El viento helado golpea mi rostro mientras corro lo más rápido que me es posible entre los árboles, tengo que dar saltos como un ciervo para no tropezar con rocas o arbustos, y bueno es así como me siento, como un ciervo corriendo por su vida para que el depredador no lo alcance, de vez en cuando volteo atrás para ver qué tan lejos estoy de la muerte, y puedo ver a la bestia que cambia de forma para tratar de alcanzarme, la única explicación de que no me atrapa es que por la maldición mi cuerpo es mejor que antes, pero no podré seguir por mucho, ya me está costando respirar, y no sé si el camino se hace más largo o me perdí, siento mis piernas tambalearse un poco cada vez que piso, deber ser el miedo.

De nuevo eche un vistazo atrás con la esperanza de estar a una distancia segura, o mejor aún de ya no verla detrás de mí, y para mi suerte es así, ya no está, me sentí un poco aliviada al no verla, corrí más lento para tratar de recuperarme un poco, pero claro que no me detendré por ningún motivo, puede que solo se haya ocultado para tenderme una trampa, mientras troto miro a mi alrededor para estar alerta en caso de que aparezca por algún lado, pero no logro ver mucho ya que está oscuro, pero sigo intranquila ya que siento que me está asechando.

Seguí adelante, hasta que inesperadamente salto de entre unos arbustos y quedó justo frente a mí, ya en su forma original, me muestra sus filosos dientes, el pelo de su lomo se eriza, sus ojos me observan sin parpadear, y gruñe de forma amenazante, el miedo recorre todo mi cuerpo, no puedo pensar en nada que no sea yo siendo atacada por la bestia, instintivamente empiezo a retroceder, pero al no ver a mis espaldas tropiezo con algunas rocas y raíces de árbol, afortunadamente logro mantener el equilibrio, un error ahora es mortal, la bestia empezó lanzar zarpazos con sus garras, los esquivo como puedo, pero sus largas garras alcanzan mis brazos rasgando mi ropa y mi piel, haciéndome cortes poco profundos pero que de inmediato empiezan a sangrar y arder, sin más que hacer solo espero que aparezca alguien a ayudarme.

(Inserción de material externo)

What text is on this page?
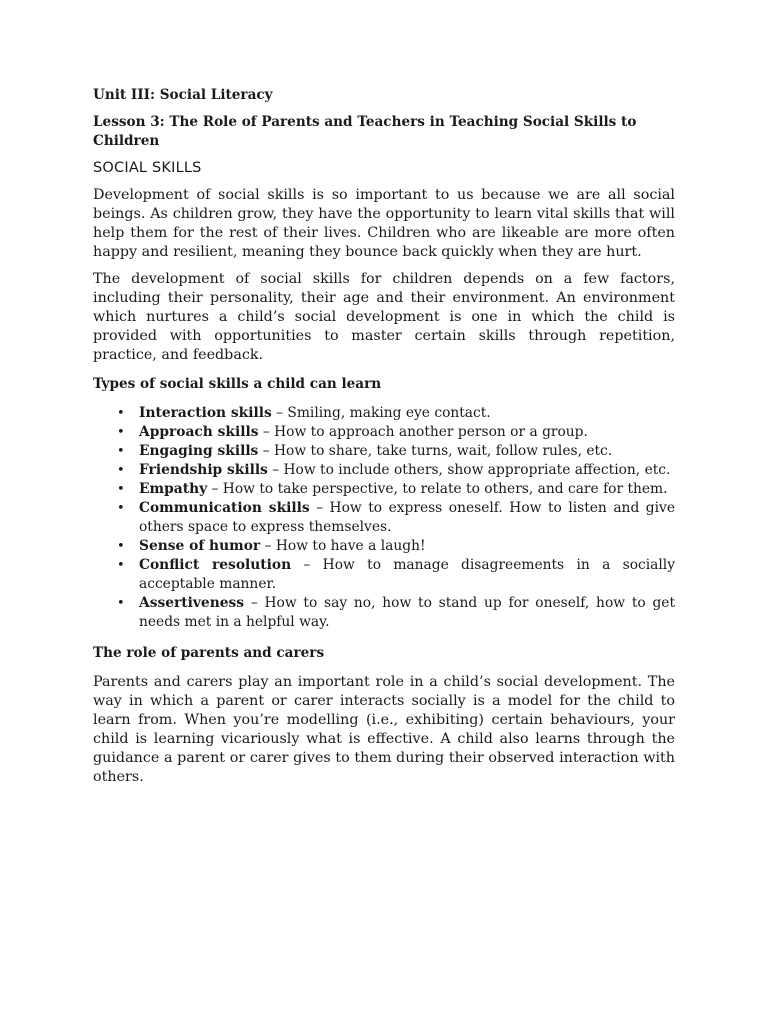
Unit III: Social Literacy

Lesson 3: The Role of Parents and Teachers in Teaching Social Skills to Children

SOCIAL SKILLS

Development of social skills is so important to us because we are all social beings. As children grow, they have the opportunity to learn vital skills that will help them for the rest of their lives. Children who are likeable are more often happy and resilient, meaning they bounce back quickly when they are hurt.

The development of social skills for children depends on a few factors, including their personality, their age and their environment. An environment which nurtures a child’s social development is one in which the child is provided with opportunities to master certain skills through repetition, practice, and feedback.

Types of social skills a child can learn

• Interaction skills – Smiling, making eye contact.
• Approach skills – How to approach another person or a group.
• Engaging skills – How to share, take turns, wait, follow rules, etc.
• Friendship skills – How to include others, show appropriate affection, etc.
• Empathy – How to take perspective, to relate to others, and care for them.
• Communication skills – How to express oneself. How to listen and give others space to express themselves.
• Sense of humor – How to have a laugh!
• Conflict resolution – How to manage disagreements in a socially acceptable manner.
• Assertiveness – How to say no, how to stand up for oneself, how to get needs met in a helpful way.

The role of parents and carers

Parents and carers play an important role in a child’s social development. The way in which a parent or carer interacts socially is a model for the child to learn from. When you’re modelling (i.e., exhibiting) certain behaviours, your child is learning vicariously what is effective. A child also learns through the guidance a parent or carer gives to them during their observed interaction with others.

De pronto la bestia se dio la vuelta y antes de que yo pudiera reaccionar lanzo un golpe con su cola, como si fuera un látigo, me  golpe y me lanzo contra un árbol, el choque fue del tronco contra mi espalda, escuche crujir mis huesos, caí al suelo totalmente adolorida, no tuve fuerza ni tiempo necesarios para levantarme cuando la bestia me ataco, de inmediato se lanzó y me mordió la pierna derecha, sacudiéndome un poco.

—¡¡Aaahhhh!!— puedo sentir sus dientes atravesando mi carne, solo está jugando conmigo, si quisiera matarme ya lo hubiera hecho, y empieza a arrastrarme por el suelo como si fuera un juguete.

Trato de sujetarme de algo pero solo puedo arañar el suelo, y sin poder hacer nada para evitarlo me vuelve a lanzar cual muñeco de trapo, volé unos metros por el aire hasta caer sobre el suelo, un dolor punzante se hace presente de inmediato, caí sobre mi hombro izquierdo, trato de moverme pero ahora el dolor en mi hombro es horrible, ya no puedo levantar el brazo, estoy en graves problemas.

Apenas puedo darme la vuelta para estar sobre mi espalda, solo puedo ver como la bestia se acerca hacia mí lentamente, entre tanta oscuridad resalta más el brillo de sus temibles ojos, llega hasta donde estoy y pone una de sus patas sobre mi estómago, me está sofocando, trato de quitarla pero me es imposible, me cuesta respirar, y la presión en mi estómago me causa dolor, no puedo soportarlo, solo puedo quejarme, pero cuando pensé que ya todo estaba perdido comienzo a escuchar algo que me hace sentir a salvo.

Ese silbido que hace que la bestia huya ya que le causa una gran molestia en sus oídos como para quedarse a escucharlo, la bestia quito su pata de mi estómago dejándome respirar de nuevo, el sonido hace que se altere y ruja furiosa, talla sus orejas con sus patas como para tratar de no escuchar, pero es tanta la molestia que decide alejarse, salta entre los árboles y se pierde entre las sombras, yo sigo en el suelo pues no creo poder levantarme sola, intento buscar a la persona que me salvo, busco entre los arboles hasta que lo veo,  pero no es quien yo esperaba, es un alma, pero no es el cazador de la última vez, este es diferente, tiene ambos brazos pero un gran hueco en el estómago, como si la bestia lo hubiese mordido y sacado los intestinos, el sujeto se acerca y me mira, yo sé que no me hará daño pero igual da miedo, su rostro es igual de sombrío que los otros y eso es suficiente para temerles.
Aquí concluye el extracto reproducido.